The role of human oversight

Skills also make human-in-the-loop patterns practical. You can insert review points at natural boundaries:

  • After data extraction: “Here’s what I found in the invoice. Look correct?”
  • After validation: “This invoice doesn’t match the PO. Amount differs by $230. Proceed anyway?”
  • After system entry: “I’ve entered the data. Please verify before I submit.”

Each checkpoint is a clear moment where a human can review, correct, or approve. This is much more natural than trying to supervise a monolithic agent that’s doing fifteen things at once.

Building skills with desktop automation

Desktop automation is a particularly good fit for the skills pattern. Many desktop workflows are sequences of discrete, well-defined tasks:

  • Read data from one application (open app, navigate to screen, extract information)
  • Transform or process the data (apply rules, format, calculate)
  • Enter data into another application (open target app, navigate, fill fields)

Each of these is a natural skill boundary. The AI handles the visual interpretation and interaction (seeing screens, clicking buttons, reading text), while the workflow logic handles the sequencing and decision-making.

The combination of AI vision, function calling, and skill-based architecture creates automation that’s both powerful and maintainable — a notable improvement over traditional approaches that try to do everything in one fragile script.

Getting started

If you’re building AI capabilities, start with skills.
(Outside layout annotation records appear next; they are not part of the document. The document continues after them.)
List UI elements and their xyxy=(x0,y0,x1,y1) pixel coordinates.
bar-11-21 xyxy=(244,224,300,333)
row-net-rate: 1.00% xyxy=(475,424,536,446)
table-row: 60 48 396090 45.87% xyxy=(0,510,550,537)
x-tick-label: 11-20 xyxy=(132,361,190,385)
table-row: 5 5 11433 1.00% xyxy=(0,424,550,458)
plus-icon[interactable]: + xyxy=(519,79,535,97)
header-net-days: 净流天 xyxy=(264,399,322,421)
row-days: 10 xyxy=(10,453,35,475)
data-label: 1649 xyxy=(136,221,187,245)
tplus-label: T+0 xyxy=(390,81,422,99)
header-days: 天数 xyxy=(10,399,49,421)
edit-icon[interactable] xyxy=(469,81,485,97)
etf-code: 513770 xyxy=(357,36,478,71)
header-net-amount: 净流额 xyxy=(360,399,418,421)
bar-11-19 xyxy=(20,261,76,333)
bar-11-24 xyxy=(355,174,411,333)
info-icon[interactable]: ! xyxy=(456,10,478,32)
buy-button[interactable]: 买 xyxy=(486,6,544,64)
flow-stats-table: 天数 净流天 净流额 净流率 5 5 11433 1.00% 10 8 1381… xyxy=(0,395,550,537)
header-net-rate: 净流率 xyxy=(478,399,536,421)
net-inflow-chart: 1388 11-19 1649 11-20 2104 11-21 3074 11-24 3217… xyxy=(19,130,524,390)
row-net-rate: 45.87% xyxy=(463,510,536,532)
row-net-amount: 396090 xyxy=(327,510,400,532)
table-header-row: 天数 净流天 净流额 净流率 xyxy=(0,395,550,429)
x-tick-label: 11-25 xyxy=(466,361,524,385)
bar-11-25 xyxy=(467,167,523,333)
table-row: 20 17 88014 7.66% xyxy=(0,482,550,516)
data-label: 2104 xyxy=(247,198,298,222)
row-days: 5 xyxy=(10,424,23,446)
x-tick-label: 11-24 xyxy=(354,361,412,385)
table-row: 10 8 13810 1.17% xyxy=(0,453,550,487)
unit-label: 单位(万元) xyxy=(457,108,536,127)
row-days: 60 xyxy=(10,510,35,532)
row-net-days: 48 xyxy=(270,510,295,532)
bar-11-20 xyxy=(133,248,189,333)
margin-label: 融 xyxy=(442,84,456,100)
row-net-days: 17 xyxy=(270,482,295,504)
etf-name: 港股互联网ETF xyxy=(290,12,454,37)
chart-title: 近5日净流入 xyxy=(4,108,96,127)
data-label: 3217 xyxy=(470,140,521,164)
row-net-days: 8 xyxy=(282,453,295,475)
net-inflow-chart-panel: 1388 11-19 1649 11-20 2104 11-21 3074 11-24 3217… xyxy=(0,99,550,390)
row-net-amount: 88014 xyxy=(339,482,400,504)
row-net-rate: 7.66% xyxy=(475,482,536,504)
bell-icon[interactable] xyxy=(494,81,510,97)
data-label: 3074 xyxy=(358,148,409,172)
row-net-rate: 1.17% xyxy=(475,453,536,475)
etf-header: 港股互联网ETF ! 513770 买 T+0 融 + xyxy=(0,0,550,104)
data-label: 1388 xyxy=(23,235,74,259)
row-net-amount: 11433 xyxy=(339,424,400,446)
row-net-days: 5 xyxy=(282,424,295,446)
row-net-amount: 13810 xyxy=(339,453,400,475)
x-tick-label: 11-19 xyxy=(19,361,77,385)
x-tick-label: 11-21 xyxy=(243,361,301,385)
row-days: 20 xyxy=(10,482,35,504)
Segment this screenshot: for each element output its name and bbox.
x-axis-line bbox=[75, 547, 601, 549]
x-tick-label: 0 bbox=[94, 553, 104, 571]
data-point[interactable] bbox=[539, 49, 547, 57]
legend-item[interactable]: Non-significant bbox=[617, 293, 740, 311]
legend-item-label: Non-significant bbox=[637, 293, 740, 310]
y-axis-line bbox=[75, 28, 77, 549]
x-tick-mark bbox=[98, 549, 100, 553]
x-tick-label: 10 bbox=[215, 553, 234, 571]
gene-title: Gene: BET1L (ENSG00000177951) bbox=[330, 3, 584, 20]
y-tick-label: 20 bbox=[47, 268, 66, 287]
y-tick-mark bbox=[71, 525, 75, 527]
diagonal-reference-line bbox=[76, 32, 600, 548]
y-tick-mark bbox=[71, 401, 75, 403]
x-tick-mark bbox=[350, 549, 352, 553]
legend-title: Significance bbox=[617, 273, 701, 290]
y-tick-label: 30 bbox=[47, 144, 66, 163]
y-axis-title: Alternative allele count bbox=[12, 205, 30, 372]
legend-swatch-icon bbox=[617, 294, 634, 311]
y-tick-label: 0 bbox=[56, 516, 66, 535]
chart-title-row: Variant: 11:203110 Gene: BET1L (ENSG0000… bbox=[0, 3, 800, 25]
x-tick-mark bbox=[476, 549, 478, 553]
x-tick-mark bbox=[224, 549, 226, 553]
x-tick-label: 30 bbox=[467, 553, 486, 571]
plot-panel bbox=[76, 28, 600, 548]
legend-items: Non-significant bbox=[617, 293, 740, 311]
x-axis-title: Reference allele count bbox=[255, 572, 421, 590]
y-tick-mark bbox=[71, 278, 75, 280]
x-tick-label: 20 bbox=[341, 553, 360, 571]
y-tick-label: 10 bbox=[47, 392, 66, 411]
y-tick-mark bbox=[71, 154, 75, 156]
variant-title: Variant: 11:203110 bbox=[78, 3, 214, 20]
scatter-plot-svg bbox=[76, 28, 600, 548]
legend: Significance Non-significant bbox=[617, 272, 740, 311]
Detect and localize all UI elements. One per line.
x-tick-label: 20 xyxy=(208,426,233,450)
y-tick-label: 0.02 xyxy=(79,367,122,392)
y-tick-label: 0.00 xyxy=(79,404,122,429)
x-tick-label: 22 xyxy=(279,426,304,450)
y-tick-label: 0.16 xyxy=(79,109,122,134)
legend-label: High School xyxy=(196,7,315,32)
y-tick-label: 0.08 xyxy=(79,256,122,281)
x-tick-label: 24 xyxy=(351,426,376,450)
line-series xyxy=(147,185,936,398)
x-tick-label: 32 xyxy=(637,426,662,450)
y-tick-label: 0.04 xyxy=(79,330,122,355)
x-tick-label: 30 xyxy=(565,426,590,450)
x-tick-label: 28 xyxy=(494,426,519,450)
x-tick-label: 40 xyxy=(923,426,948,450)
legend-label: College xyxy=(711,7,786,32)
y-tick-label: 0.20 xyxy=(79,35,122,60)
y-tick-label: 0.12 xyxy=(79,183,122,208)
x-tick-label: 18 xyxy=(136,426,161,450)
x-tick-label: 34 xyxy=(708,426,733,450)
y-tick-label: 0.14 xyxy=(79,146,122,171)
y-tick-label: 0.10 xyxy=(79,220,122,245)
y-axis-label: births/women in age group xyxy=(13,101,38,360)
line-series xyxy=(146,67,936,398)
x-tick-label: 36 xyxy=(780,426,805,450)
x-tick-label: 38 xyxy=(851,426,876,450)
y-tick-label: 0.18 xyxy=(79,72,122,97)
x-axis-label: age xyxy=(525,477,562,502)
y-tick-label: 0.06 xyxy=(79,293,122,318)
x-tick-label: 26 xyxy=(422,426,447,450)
Pick one well-defined task your users do repeatedly. Build a skill that handles it reliably. Test it thoroughly. Then build the next one.

Resist the urge to build the grand unified agent. Instead, build a library of solid skills and compose them as needed. You’ll ship faster, fail less, and create something your users actually trust.

The best AI systems aren’t the ones that try to do everything. They’re the ones that do specific things exceptionally well — and combine them gracefully.